A few weeks ago I was at work reading one of my daily news emails that I subscribe to, and that day it was focused on the war in Ukraine. As I read about numerous innocent people dying, I suddenly felt so overwhelmed. I just wanted to start sobbing about the injustice of it all – literally, I was having trouble keeping it together. Now, I’m not saying that the war in Ukraine isn’t something worth crying about or getting emotional over. Obviously, it’s a very serious situation. But the reaction I was having was more extreme than was normal for me. That was hint #1 to me that maybe I was dealing with some extra anxiety, or even depression, settling in.
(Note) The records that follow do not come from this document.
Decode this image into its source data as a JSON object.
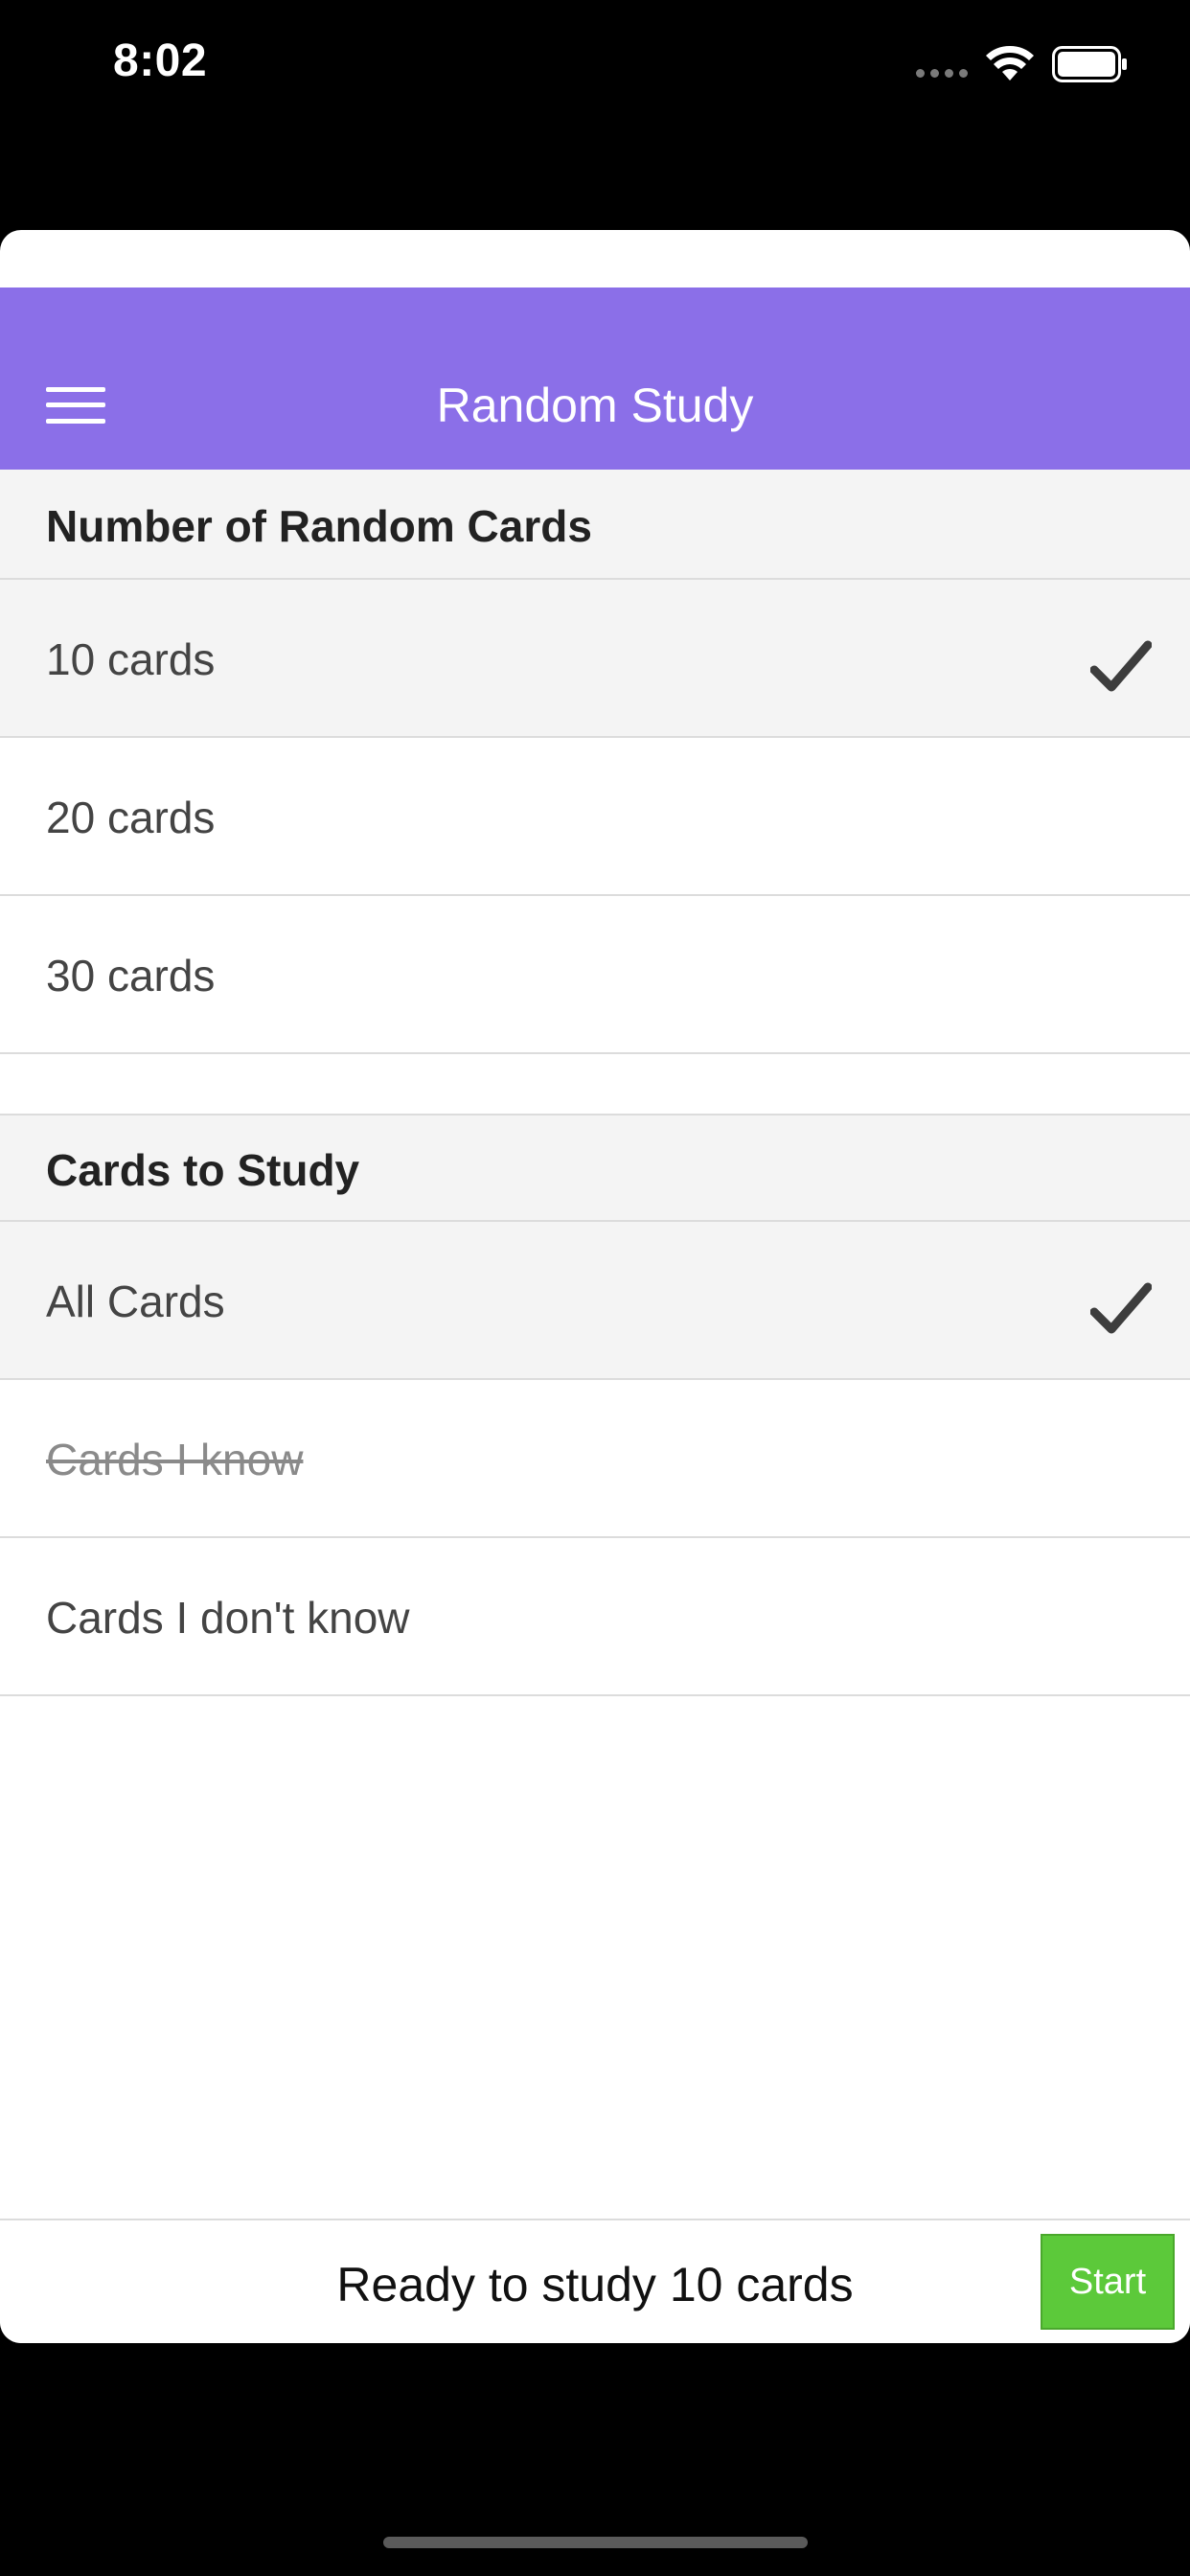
{
  "status_bar": {
    "time": "8:02"
  },
  "nav": {
    "title": "Random Study",
    "menu_icon": "hamburger-menu-icon",
    "background_color": "#8b6fe8"
  },
  "sections": [
    {
      "header": "Number of Random Cards",
      "rows": [
        {
          "label": "10 cards",
          "selected": true,
          "disabled": false
        },
        {
          "label": "20 cards",
          "selected": false,
          "disabled": false
        },
        {
          "label": "30 cards",
          "selected": false,
          "disabled": false
        }
      ]
    },
    {
      "header": "Cards to Study",
      "rows": [
        {
          "label": "All Cards",
          "selected": true,
          "disabled": false
        },
        {
          "label": "Cards I know",
          "selected": false,
          "disabled": true
        },
        {
          "label": "Cards I don't know",
          "selected": false,
          "disabled": false
        }
      ]
    }
  ],
  "footer": {
    "status_text": "Ready to study 10 cards",
    "start_label": "Start",
    "start_color": "#5cc93a"
  }
}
I thought over the previous weeks, and realized I had gotten out of some of my normal routines. I wasn’t writing or blogging anymore. I wasn’t taking time to pray or do other spiritually-focused activities. I certainly wasn’t taking time to exercise either. So what was I doing with all my time? I was sleeping a lot more, going to bed early and waking up late, despite setting my alarm for 5:30 each morning in the hopes that I would actually get up and write (which wasn’t happening). No matter how much I slept, I still felt tired. I was wasting a lot more time on Netflix and social media. It felt like I was busy all day, but I wasn’t really doing anything of substance.

And yes, I felt extra annoyed with people, especially the people I lived with. In my mind, the house was a disaster. Why did it feel like I was the only one in our family who pulled their own weight? How could everyone else stand to ignore the mess and clutter and go about their happy little lives? I had blown up a few times at my husband Dean, and had made it loud and clear that I was tired of being the “only one” who took care of things.

Basically, ALL of my red flags were showing. But this didn’t even occur to me until that day in my office when I was struggling to not have an emotional breakdown over the current news about Ukraine.